23 dezembro 2005

Apanhado nas teias do Natal!


Imagem: "Nas mãos de Deus", Rui Marques
Custa dizer isto, e poderá parecer um sacrilégio aos olhos do Consumismo (mais até do que aos da Igreja), mas nem dei pelo Natal chegar; apesar das luzinhas e das canções e dos enfeites, ao virar de cada esquina; apesar de (lembrei-me entretanto) até ter feito, com minha filha, árvore de Natal (entenda-se, do bazar chinês!) e presépio, com musgo e tudo(!); apesar da agressiva exploração comercial da época, que praticamente nos cola à cara um cartaz do tipo "Este Natal, compre aqui". Mas a sério que não dei...
Para mim, o Natal sempre foi um interminável mês de Dezembro, e ao ter feito árvore de Natal e presépio (quiçá por graça, quiçá para me "enquadrar"), pensei que estaria ainda a léguas da consoada. Mas, apesar da campanha "Natal" começar com a antecedência de dois meses, o tempo, esse malandro, corre cá duma maneira...
Absorvido a ultimar trabalho inadiável, também ainda dormente do choque da perda de um familiar muito próximo, enfim, perdido no correrio que é a vida, dei por mim, como português de gema, a ultimar, na ante-véspera da consoada, umas lembrancinhas, que, a julgar pelo preço, deveriam muito bem ter o epíteto de "boas prendas"...
Enfim, sucumbi, mais um ano, ao frenesim do Natal, apesar das recentes adversidades, mas por isso mesmo, e como diz o ditado, «o que não nos destroi, fortalece-nos.»
Nada como um tímido «Boas Festas» para lavar as mágoas, amansar os ânimos, pôr para trás das costas querelas que não são de bom tom nesta quadra... e toca a correr de encontro às origens... ups, não esquecendo uma prenda para as "origens"...
As instituições param, as empresas abrandam, as ruas entopem (tal como as caixas de mails e de sms's), as lojas apinham, os "multibancos" são autenticamente sugados, enfim, a crise faz uma pausa... para o Natal!
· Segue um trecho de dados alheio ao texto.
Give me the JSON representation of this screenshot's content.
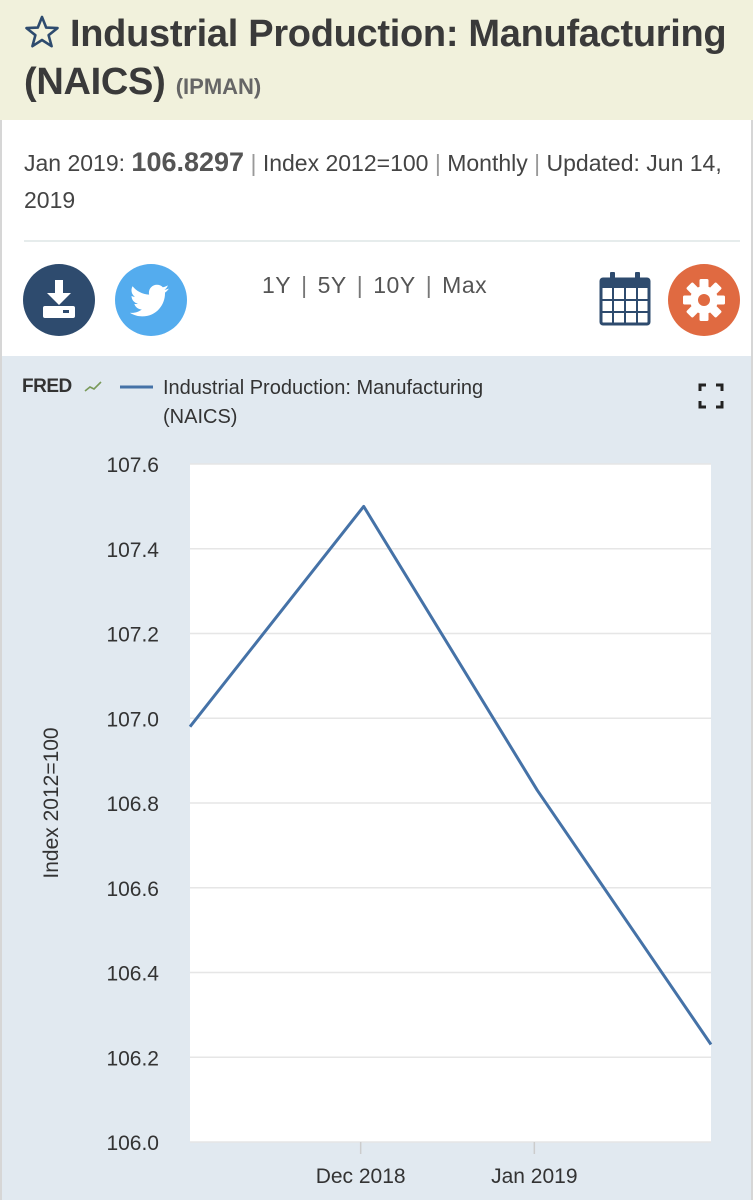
{
  "header": {
    "title": "Industrial Production: Manufacturing (NAICS)",
    "series_id": "(IPMAN)",
    "star_icon": "star-outline-icon"
  },
  "meta": {
    "date_label": "Jan 2019:",
    "value": "106.8297",
    "units": "Index 2012=100",
    "frequency": "Monthly",
    "updated_label": "Updated:",
    "updated_date": "Jun 14, 2019",
    "separator": "|"
  },
  "toolbar": {
    "download_icon": "download-icon",
    "twitter_icon": "twitter-icon",
    "calendar_icon": "calendar-icon",
    "settings_icon": "gear-icon",
    "ranges": [
      "1Y",
      "5Y",
      "10Y",
      "Max"
    ],
    "colors": {
      "download": "#2e4b6e",
      "twitter": "#54acee",
      "settings": "#e06a41"
    }
  },
  "chart_data": {
    "type": "line",
    "brand": "FRED",
    "legend": "Industrial Production: Manufacturing (NAICS)",
    "legend_lines": [
      "Industrial Production: Manufacturing",
      "(NAICS)"
    ],
    "fullscreen_icon": "fullscreen-icon",
    "ylabel": "Index 2012=100",
    "ylim": [
      106.0,
      107.6
    ],
    "yticks": [
      "106.0",
      "106.2",
      "106.4",
      "106.6",
      "106.8",
      "107.0",
      "107.2",
      "107.4",
      "107.6"
    ],
    "xticks": [
      "Dec 2018",
      "Jan 2019"
    ],
    "grid": true,
    "line_color": "#4572a7",
    "series": [
      {
        "name": "Industrial Production: Manufacturing (NAICS)",
        "x": [
          "2018-11",
          "2018-12",
          "2019-01",
          "2019-02"
        ],
        "values": [
          106.98,
          107.5,
          106.83,
          106.23
        ]
      }
    ]
  }
}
E nem mesmo as Presidenciais fazem sombra a esta quadra!
E ficava-me por aqui...
A todos aqueles que não tive tempo de desejar, votos sinceros de Boas Festas, com todo o tipo de prendas que não dão para embrulhar e que não cabem no sapatinho (nem no meu, sequer, eh, eh!) ...
Tudo de bom! ;)

26 outubro 2005

Por favor, uma maleita, ou qualquer coisa que sangre!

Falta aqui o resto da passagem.